Andrea si stava infilando il cappotto quando la suoneria del suo cellulare lo distrasse dall'azione: infilò la mano in tasca e prese il dispositivo, facendo scorrere la barra di sblocco e aprendo il messaggio.

Il mittente era Damian.

Un grande sorriso comparve sul suo volto, e le sue membra furono percorse da un brivido simile a una scarica elettrica: ora che sembrava che il suo migliore amico avesse capito e che, a quanto pareva, ricambiasse i suoi sentimenti, ebbe la sensazione che finalmente tutte le sue agonie e paure a riguardo fossero scomparse.

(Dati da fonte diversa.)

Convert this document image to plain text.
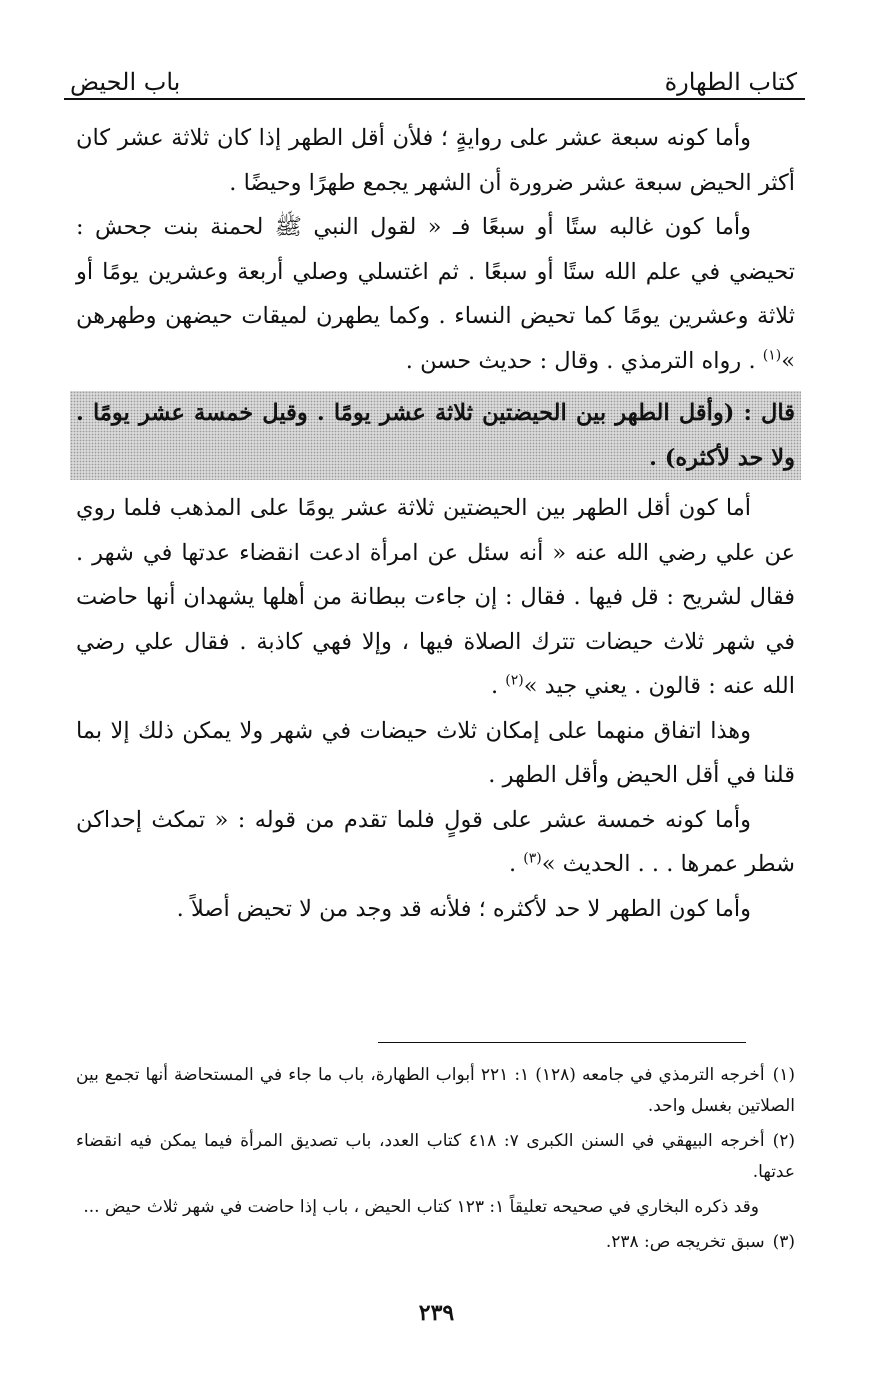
كتاب الطهارة
باب الحيض

وأما كونه سبعة عشر على روايةٍ ؛ فلأن أقل الطهر إذا كان ثلاثة عشر كان أكثر الحيض سبعة عشر ضرورة أن الشهر يجمع طهرًا وحيضًا .

وأما كون غالبه ستًا أو سبعًا فـ « لقول النبي ﷺ لحمنة بنت جحش : تحيضي في علم الله ستًا أو سبعًا . ثم اغتسلي وصلي أربعة وعشرين يومًا أو ثلاثة وعشرين يومًا كما تحيض النساء . وكما يطهرن لميقات حيضهن وطهرهن »$^{(١)}$ . رواه الترمذي . وقال : حديث حسن .

قال : (وأقل الطهر بين الحيضتين ثلاثة عشر يومًا . وقيل خمسة عشر يومًا . ولا حد لأكثره) .

أما كون أقل الطهر بين الحيضتين ثلاثة عشر يومًا على المذهب فلما روي عن علي رضي الله عنه « أنه سئل عن امرأة ادعت انقضاء عدتها في شهر . فقال لشريح : قل فيها . فقال : إن جاءت ببطانة من أهلها يشهدان أنها حاضت في شهر ثلاث حيضات تترك الصلاة فيها ، وإلا فهي كاذبة . فقال علي رضي الله عنه : قالون . يعني جيد »$^{(٢)}$ .

وهذا اتفاق منهما على إمكان ثلاث حيضات في شهر ولا يمكن ذلك إلا بما قلنا في أقل الحيض وأقل الطهر .

وأما كونه خمسة عشر على قولٍ فلما تقدم من قوله : « تمكث إحداكن شطر عمرها . . . الحديث »$^{(٣)}$ .

وأما كون الطهر لا حد لأكثره ؛ فلأنه قد وجد من لا تحيض أصلاً .

(١)أخرجه الترمذي في جامعه (١٢٨) ١: ٢٢١ أبواب الطهارة، باب ما جاء في المستحاضة أنها تجمع بين الصلاتين بغسل واحد.

(٢)أخرجه البيهقي في السنن الكبرى ٧: ٤١٨ كتاب العدد، باب تصديق المرأة فيما يمكن فيه انقضاء عدتها.

وقد ذكره البخاري في صحيحه تعليقاً ١: ١٢٣ كتاب الحيض ، باب إذا حاضت في شهر ثلاث حيض ...

(٣)سبق تخريجه ص: ٢٣٨.

٢٣٩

Dovette però ricredersi quando lesse il contenuto del messaggio: non era quello che si sperava.

Damian, mettendo come sempre il lavoro davanti ad ogni cosa, non aveva minimamente accennato alla sera prima ma quantomeno aveva promesso che ne avrebbero parlato.

Andrea sbuffò una risata.

Dovrei saperlo, con Damian è sempre così: il lavoro prima di tutto, pensò, e si rincuorò con il fatto che alla fin fine il suo migliore amico non aveva proprio tentato di sviare la faccenda, ma l'aveva solamente rimandata a data da destinarsi.

Il suo cuore prese a battere un po' più forte a quel pensiero: significava che allora non era tutto nella sua testa, Damian forse provava davvero qualcosa per lui e voleva discuterne con calma.

Digitò velocemente una risposta.

-Ehi splendore!

Certo non preoccuparti, posso aspettare, so essere paziente quanto voglio ;)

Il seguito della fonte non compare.